How are customer service and technical support?
With the normal ABBYY support, you go to support.abby.com and you raise tickets. The support is almost immediate. There are constant responses that come to you. However, what I've also seen is that there are a lot of complex problems for which we have not gotten the solution we need. While the response has been great, if you asked me whether all the queries for the problems that we raised have been solved, the answer is no. On the other hand, we also have a chance to interact with the ABBYY professional services team directly due to the contract that has been established with our organization. They are a wonderful bunch of people and there's this personal rapport that we have with them. We get in touch with them on a weekly basis and our query is resolved.
How was the initial setup?
In our organization, it is the IT team that takes care of the installation. I do not have much information about the process and I wasn't really a part of it.
What other advice do I have?
We're just a customer and an end-user.
I'd advise users that, when you start off with your first project on FlexiCapture, choose a project which has at least something which can accommodate a very high pattern. For example, if you're going to go for a use case wherein documents have to be processed within the next 30 minutes, you're going to face a lot of problems. ABBYY is a wonderful tool, however, it has got its own set of constraints. It's very important to understand the constraints of the tool.
The strength of the ABBYY FlexiCapture license is the OCR engine. However, if you're extracting it to process millions of documents within a very small amount of time, that is not going to happen.

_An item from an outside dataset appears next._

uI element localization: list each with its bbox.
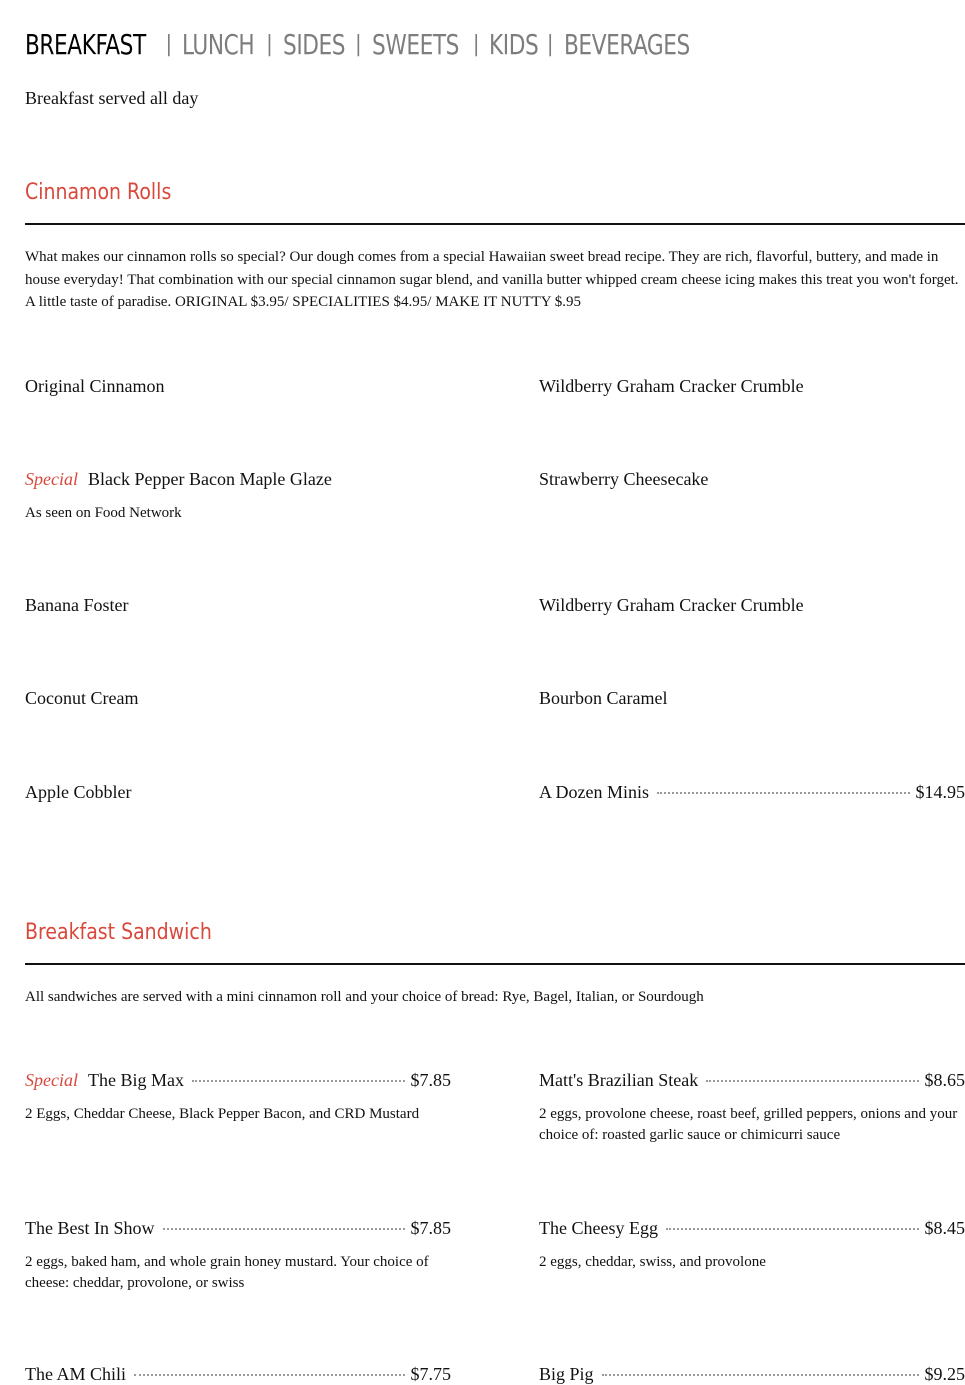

It's very, very important for the final operators who are going to use the tool to understand what OCR is all about. The problems that we face are not technical at all. It is about trying to convince people, people who have been doing operations manually to change their processes. If you have a situation where people are looking at documents, looking at the data, and entering it into a system, and then come and tell them that the solution will extract that information automatically and they just have to verify that information, they'll need to change their approach.
It's very important to get the business team who will be doing the verification into a meeting, in order to help them understand what OCR is, and also its limitations.
You will need to specify the stock field and the zones. OCR is able to learn on its own and understand how to extract data from it. However, there are certain things that you will have to teach people. You have to tell them the fact that a page is converted into black and white, and that the gray areas either cannot be black or white as certain characters that are being recognized may turn out to be something else. OCR tells you the level of confidence based on what gets extracted. All this has to be translated to the business team so that they understand the tool and its limitations. If you do this, you can ensure the success of the project.
Therefore, while ABBYY, as a tool, is great, there is a lot of work that needs to be done before you start implementing it.
I'd rate the solution overall at a nine out of ten. We have had to initiate a lot of fixes, however, overall, it's quite good.
Which deployment model are you using for this solution?
On-premises
Disclosure: My company does not have a business relationship with this vendor other than being a customer.